The most interesting, or as Malaga have put it, incomprehensible, fact of the ruling by UEFA is that it has come in a time when the club insist they are up to date with their repayments and have received support from the likes of Osasuna and Villarreal, affirming that the club have gotten their act together.
The disbelief at UEFA’s ban is similar to what the players and fans must be feeling following their quarter final loss to Borussia Dortmund in Germany.
It had truly seemed like they had done the impossible. They held onto a 0-0 at the Rosaleda, with last year’s German champions missing a host of opportunities and then took a late 2-1 lead in Dortmund a week later, meaning that the Germans had to score twice in the final minutes to advance. Goalkeeper Willy Caballero had been superb and Pellegrini had his tactics spot on, nullifying the Dortmund attack for large periods of the game and then scoring a late – and what seemed to be winning – goal on the counter.
All too familiarly, although the first time that it had really happened on the pitch, the high turned to low and when build up play was cast aside for long balls into the penalty area Dortmund miraculously snatched two goals in stoppage time to send Malaga crashing out of the Champions Leage.
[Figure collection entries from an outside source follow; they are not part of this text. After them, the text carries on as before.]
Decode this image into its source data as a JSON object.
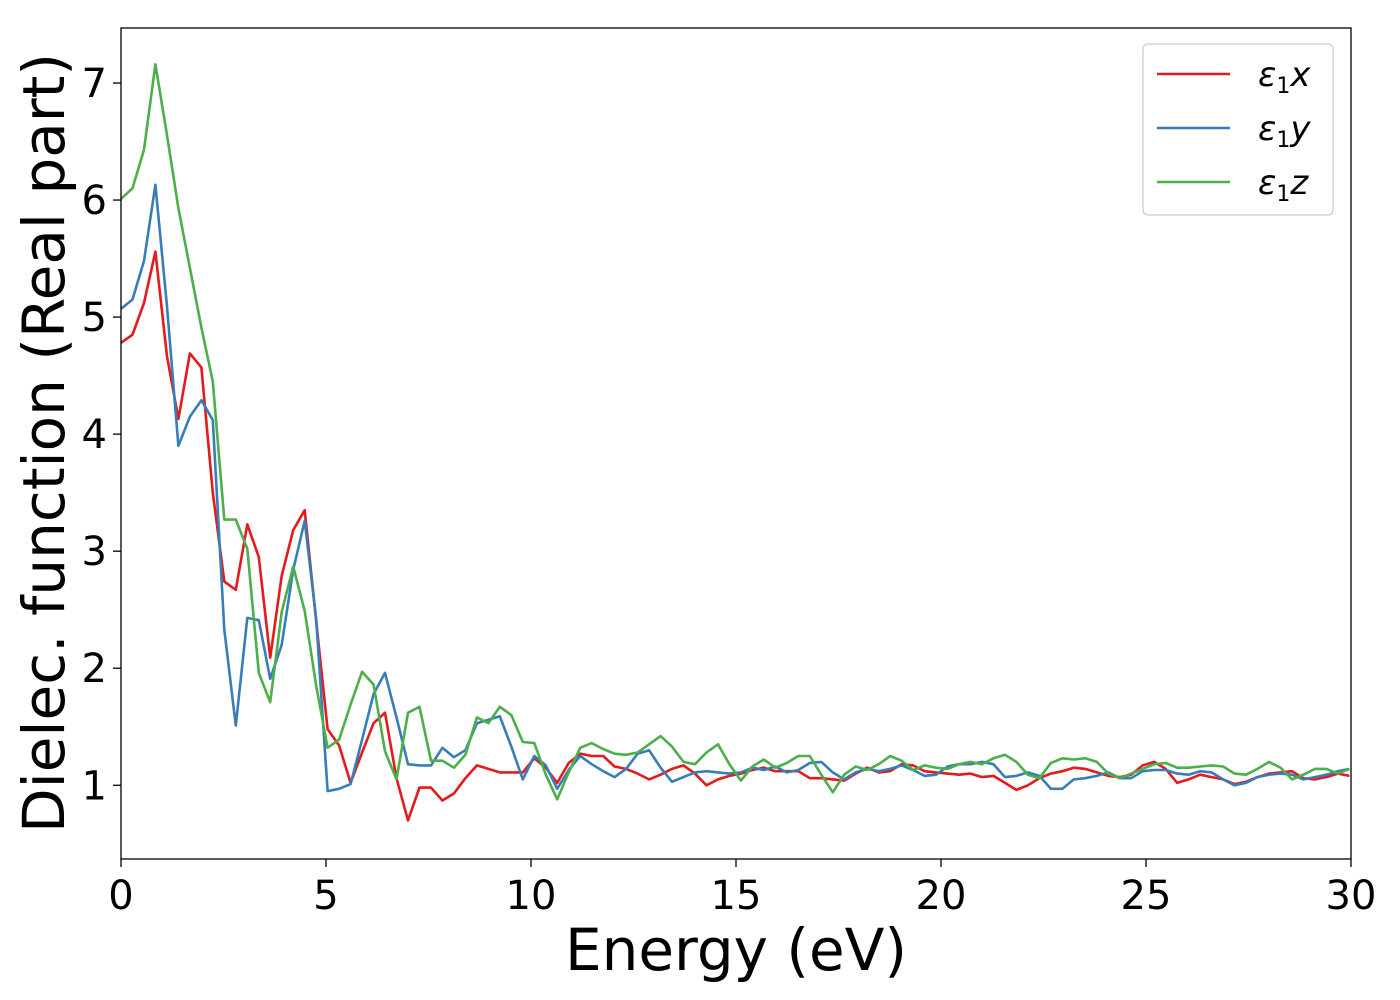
{
  "chart_data": {
    "type": "line",
    "xlabel": "Energy (eV)",
    "ylabel": "Dielec. function (Real part)",
    "xlim": [
      0,
      30
    ],
    "ylim": [
      0.37,
      7.47
    ],
    "xticks": [
      0,
      5,
      10,
      15,
      20,
      25,
      30
    ],
    "yticks": [
      1,
      2,
      3,
      4,
      5,
      6,
      7
    ],
    "grid": false,
    "legend_position": "top-right",
    "series": [
      {
        "name": "ε1x",
        "legend": {
          "base": "ε",
          "sub": "1",
          "var": "x"
        },
        "color": "#e41a1c",
        "x": [
          0,
          0.28,
          0.56,
          0.84,
          1.12,
          1.4,
          1.68,
          1.96,
          2.24,
          2.52,
          2.8,
          3.08,
          3.36,
          3.64,
          3.92,
          4.2,
          4.48,
          4.76,
          5.04,
          5.32,
          5.6,
          5.88,
          6.16,
          6.44,
          6.72,
          7.0,
          7.28,
          7.56,
          7.84,
          8.12,
          8.4,
          8.68,
          8.96,
          9.24,
          9.52,
          9.8,
          10.08,
          10.36,
          10.64,
          10.92,
          11.2,
          11.48,
          11.76,
          12.04,
          12.32,
          12.6,
          12.88,
          13.16,
          13.44,
          13.72,
          14.0,
          14.28,
          14.56,
          14.84,
          15.12,
          15.4,
          15.68,
          15.96,
          16.24,
          16.52,
          16.8,
          17.08,
          17.36,
          17.64,
          17.92,
          18.2,
          18.48,
          18.76,
          19.04,
          19.32,
          19.6,
          19.88,
          20.16,
          20.44,
          20.72,
          21.0,
          21.28,
          21.56,
          21.84,
          22.12,
          22.4,
          22.68,
          22.96,
          23.24,
          23.52,
          23.8,
          24.08,
          24.36,
          24.64,
          24.92,
          25.2,
          25.48,
          25.76,
          26.04,
          26.32,
          26.6,
          26.88,
          27.16,
          27.44,
          27.72,
          28.0,
          28.28,
          28.56,
          28.84,
          29.12,
          29.4,
          29.68,
          29.96
        ],
        "y": [
          4.78,
          4.85,
          5.12,
          5.56,
          4.67,
          4.13,
          4.69,
          4.57,
          3.5,
          2.74,
          2.67,
          3.23,
          2.95,
          2.09,
          2.79,
          3.18,
          3.35,
          2.4,
          1.48,
          1.34,
          1.02,
          1.28,
          1.53,
          1.62,
          1.06,
          0.7,
          0.98,
          0.98,
          0.87,
          0.93,
          1.06,
          1.17,
          1.14,
          1.11,
          1.11,
          1.11,
          1.23,
          1.15,
          1.02,
          1.19,
          1.27,
          1.25,
          1.25,
          1.16,
          1.14,
          1.1,
          1.05,
          1.09,
          1.14,
          1.17,
          1.1,
          1.0,
          1.05,
          1.08,
          1.1,
          1.13,
          1.15,
          1.12,
          1.12,
          1.12,
          1.06,
          1.06,
          1.05,
          1.04,
          1.1,
          1.15,
          1.11,
          1.12,
          1.18,
          1.17,
          1.12,
          1.11,
          1.1,
          1.09,
          1.1,
          1.07,
          1.08,
          1.02,
          0.96,
          1.0,
          1.06,
          1.1,
          1.12,
          1.15,
          1.14,
          1.11,
          1.08,
          1.07,
          1.09,
          1.17,
          1.2,
          1.14,
          1.02,
          1.05,
          1.09,
          1.07,
          1.05,
          1.01,
          1.03,
          1.07,
          1.1,
          1.11,
          1.12,
          1.06,
          1.05,
          1.07,
          1.1,
          1.08
        ]
      },
      {
        "name": "ε1y",
        "legend": {
          "base": "ε",
          "sub": "1",
          "var": "y"
        },
        "color": "#377eb8",
        "x": [
          0,
          0.28,
          0.56,
          0.84,
          1.12,
          1.4,
          1.68,
          1.96,
          2.24,
          2.52,
          2.8,
          3.08,
          3.36,
          3.64,
          3.92,
          4.2,
          4.48,
          4.76,
          5.04,
          5.32,
          5.6,
          5.88,
          6.16,
          6.44,
          6.72,
          7.0,
          7.28,
          7.56,
          7.84,
          8.12,
          8.4,
          8.68,
          8.96,
          9.24,
          9.52,
          9.8,
          10.08,
          10.36,
          10.64,
          10.92,
          11.2,
          11.48,
          11.76,
          12.04,
          12.32,
          12.6,
          12.88,
          13.16,
          13.44,
          13.72,
          14.0,
          14.28,
          14.56,
          14.84,
          15.12,
          15.4,
          15.68,
          15.96,
          16.24,
          16.52,
          16.8,
          17.08,
          17.36,
          17.64,
          17.92,
          18.2,
          18.48,
          18.76,
          19.04,
          19.32,
          19.6,
          19.88,
          20.16,
          20.44,
          20.72,
          21.0,
          21.28,
          21.56,
          21.84,
          22.12,
          22.4,
          22.68,
          22.96,
          23.24,
          23.52,
          23.8,
          24.08,
          24.36,
          24.64,
          24.92,
          25.2,
          25.48,
          25.76,
          26.04,
          26.32,
          26.6,
          26.88,
          27.16,
          27.44,
          27.72,
          28.0,
          28.28,
          28.56,
          28.84,
          29.12,
          29.4,
          29.68,
          29.96
        ],
        "y": [
          5.07,
          5.15,
          5.48,
          6.13,
          5.1,
          3.9,
          4.15,
          4.29,
          4.12,
          2.33,
          1.51,
          2.43,
          2.41,
          1.91,
          2.2,
          2.84,
          3.26,
          2.42,
          0.95,
          0.97,
          1.01,
          1.39,
          1.78,
          1.96,
          1.58,
          1.18,
          1.17,
          1.17,
          1.32,
          1.24,
          1.3,
          1.53,
          1.56,
          1.59,
          1.33,
          1.05,
          1.25,
          1.17,
          0.97,
          1.13,
          1.25,
          1.18,
          1.12,
          1.07,
          1.14,
          1.27,
          1.3,
          1.15,
          1.03,
          1.07,
          1.11,
          1.12,
          1.11,
          1.1,
          1.11,
          1.15,
          1.13,
          1.16,
          1.11,
          1.13,
          1.19,
          1.2,
          1.11,
          1.05,
          1.11,
          1.14,
          1.12,
          1.14,
          1.17,
          1.13,
          1.08,
          1.09,
          1.16,
          1.18,
          1.18,
          1.2,
          1.18,
          1.07,
          1.08,
          1.11,
          1.08,
          0.97,
          0.97,
          1.05,
          1.06,
          1.08,
          1.11,
          1.06,
          1.06,
          1.12,
          1.13,
          1.13,
          1.1,
          1.09,
          1.12,
          1.11,
          1.05,
          1.0,
          1.02,
          1.07,
          1.09,
          1.1,
          1.09,
          1.05,
          1.07,
          1.09,
          1.12,
          1.14
        ]
      },
      {
        "name": "ε1z",
        "legend": {
          "base": "ε",
          "sub": "1",
          "var": "z"
        },
        "color": "#4daf4a",
        "x": [
          0,
          0.28,
          0.56,
          0.84,
          1.12,
          1.4,
          1.68,
          1.96,
          2.24,
          2.52,
          2.8,
          3.08,
          3.36,
          3.64,
          3.92,
          4.2,
          4.48,
          4.76,
          5.04,
          5.32,
          5.6,
          5.88,
          6.16,
          6.44,
          6.72,
          7.0,
          7.28,
          7.56,
          7.84,
          8.12,
          8.4,
          8.68,
          8.96,
          9.24,
          9.52,
          9.8,
          10.08,
          10.36,
          10.64,
          10.92,
          11.2,
          11.48,
          11.76,
          12.04,
          12.32,
          12.6,
          12.88,
          13.16,
          13.44,
          13.72,
          14.0,
          14.28,
          14.56,
          14.84,
          15.12,
          15.4,
          15.68,
          15.96,
          16.24,
          16.52,
          16.8,
          17.08,
          17.36,
          17.64,
          17.92,
          18.2,
          18.48,
          18.76,
          19.04,
          19.32,
          19.6,
          19.88,
          20.16,
          20.44,
          20.72,
          21.0,
          21.28,
          21.56,
          21.84,
          22.12,
          22.4,
          22.68,
          22.96,
          23.24,
          23.52,
          23.8,
          24.08,
          24.36,
          24.64,
          24.92,
          25.2,
          25.48,
          25.76,
          26.04,
          26.32,
          26.6,
          26.88,
          27.16,
          27.44,
          27.72,
          28.0,
          28.28,
          28.56,
          28.84,
          29.12,
          29.4,
          29.68,
          29.96
        ],
        "y": [
          6.01,
          6.1,
          6.43,
          7.16,
          6.56,
          5.93,
          5.42,
          4.91,
          4.45,
          3.27,
          3.27,
          3.02,
          1.96,
          1.71,
          2.48,
          2.87,
          2.49,
          1.85,
          1.32,
          1.39,
          1.69,
          1.97,
          1.86,
          1.29,
          1.05,
          1.62,
          1.67,
          1.21,
          1.21,
          1.15,
          1.26,
          1.58,
          1.53,
          1.67,
          1.6,
          1.37,
          1.36,
          1.09,
          0.88,
          1.11,
          1.32,
          1.36,
          1.31,
          1.27,
          1.26,
          1.28,
          1.35,
          1.42,
          1.33,
          1.2,
          1.18,
          1.28,
          1.35,
          1.18,
          1.04,
          1.16,
          1.22,
          1.15,
          1.19,
          1.25,
          1.25,
          1.09,
          0.94,
          1.09,
          1.16,
          1.13,
          1.18,
          1.25,
          1.21,
          1.13,
          1.17,
          1.15,
          1.14,
          1.18,
          1.2,
          1.18,
          1.23,
          1.26,
          1.2,
          1.09,
          1.06,
          1.19,
          1.23,
          1.22,
          1.23,
          1.2,
          1.1,
          1.06,
          1.1,
          1.14,
          1.18,
          1.19,
          1.15,
          1.15,
          1.16,
          1.17,
          1.16,
          1.1,
          1.09,
          1.14,
          1.2,
          1.15,
          1.05,
          1.09,
          1.14,
          1.14,
          1.1,
          1.14
        ]
      }
    ]
  }
}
Al-Thani made claims of conspiracy theories and racism while Pellegrini blamed the officials for allowing Felipe Santana’s winner to stand while he was clearly offside (although he fails to acknowledge that Eliseu was also offside for Malaga’s second). It just seemed that it wasn’t meant to be for Malaga, as their players laid forlorn on the pitch.
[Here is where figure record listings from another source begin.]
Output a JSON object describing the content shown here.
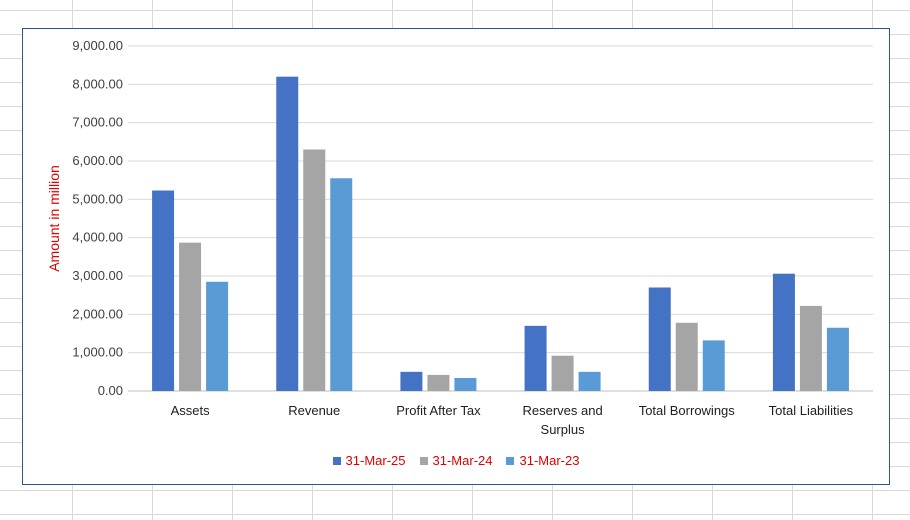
{
  "chart_data": {
    "type": "bar",
    "ylabel": "Amount in million",
    "xlabel": "",
    "title": "",
    "ylim": [
      0,
      9000
    ],
    "yticks": [
      "0.00",
      "1,000.00",
      "2,000.00",
      "3,000.00",
      "4,000.00",
      "5,000.00",
      "6,000.00",
      "7,000.00",
      "8,000.00",
      "9,000.00"
    ],
    "categories": [
      "Assets",
      "Revenue",
      "Profit After Tax",
      "Reserves and Surplus",
      "Total Borrowings",
      "Total Liabilities"
    ],
    "series": [
      {
        "name": "31-Mar-25",
        "color": "#4472c4",
        "values": [
          5230,
          8200,
          500,
          1700,
          2700,
          3060
        ]
      },
      {
        "name": "31-Mar-24",
        "color": "#a5a5a5",
        "values": [
          3870,
          6300,
          420,
          920,
          1780,
          2220
        ]
      },
      {
        "name": "31-Mar-23",
        "color": "#5b9bd5",
        "values": [
          2850,
          5550,
          340,
          500,
          1320,
          1650
        ]
      }
    ],
    "grid": true,
    "legend_position": "bottom"
  }
}
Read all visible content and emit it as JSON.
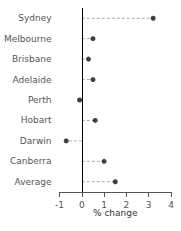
{
  "chart_data": {
    "type": "lollipop",
    "orientation": "horizontal",
    "categories": [
      "Sydney",
      "Melbourne",
      "Brisbane",
      "Adelaide",
      "Perth",
      "Hobart",
      "Darwin",
      "Canberra",
      "Average"
    ],
    "values": [
      3.2,
      0.5,
      0.3,
      0.5,
      -0.1,
      0.6,
      -0.7,
      1.0,
      1.5
    ],
    "xlim": [
      -1,
      4
    ],
    "xticks": [
      -1,
      0,
      1,
      2,
      3,
      4
    ],
    "xlabel": "% change",
    "color": "#111111",
    "line_style": "dashed",
    "marker": "circle",
    "grid": false
  }
}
It would be wrong to say that this campaign was anything but successful, though. Considering the turmoil the club was in at the start of the season, the fact they made it this far is incredible in itself – quarter finals of the Champions League, victories over some of Europe’s biggest clubs and all the while still competing for fourth spot in La Liga. It is early days for this project and there is at least a sense of stability that was lacking in the summer. However, it may have come too late as the loss of European football next year, assuming they qualify and appeals are rejected, will mean Malaga face another challenge in keeping their best players – and their manager – at the club.
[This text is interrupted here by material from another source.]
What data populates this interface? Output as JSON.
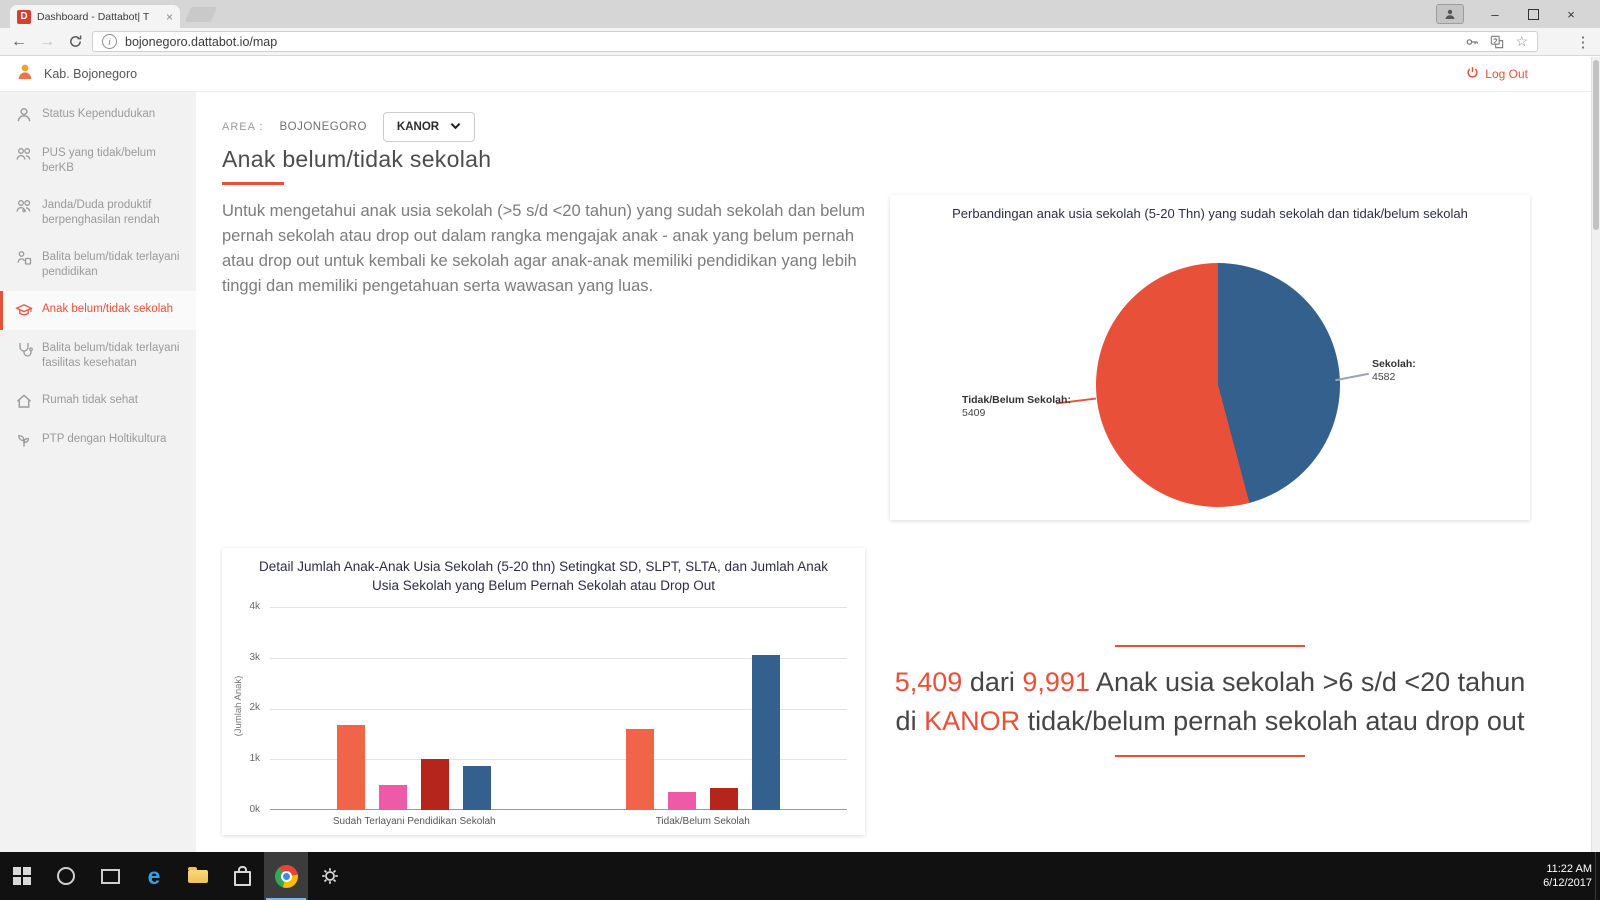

The up and down nature of the club under Al-Thani’s ownership is interestingly reminiscent of the club’s up and down ventures between Spain’s top two leagues, which has been the only real consistent throughout their history. The heartbreaking exit to Dortmund and UEFA competitions ban are just the latest down-swing to hit the club under the Qatari ownership. So is this a new dawn or is it false hope? It is important to note that on the field, the last 12 months have been nothing short of brilliant; off the field is a different story, although following a restructure they seem to be in a healthy and sustainable position. Two years on from the first major investment and the signs do point to the former – just – but with Malaga you can never be too sure of what is waiting around the corner. If they can convince Pellegrini and the likes of Isco to remain at the club then there could be a very bright future for this year’s feel good (then feel bad) story. Needless to say, whatever happens is bound to create some talking points, and perhaps some more history.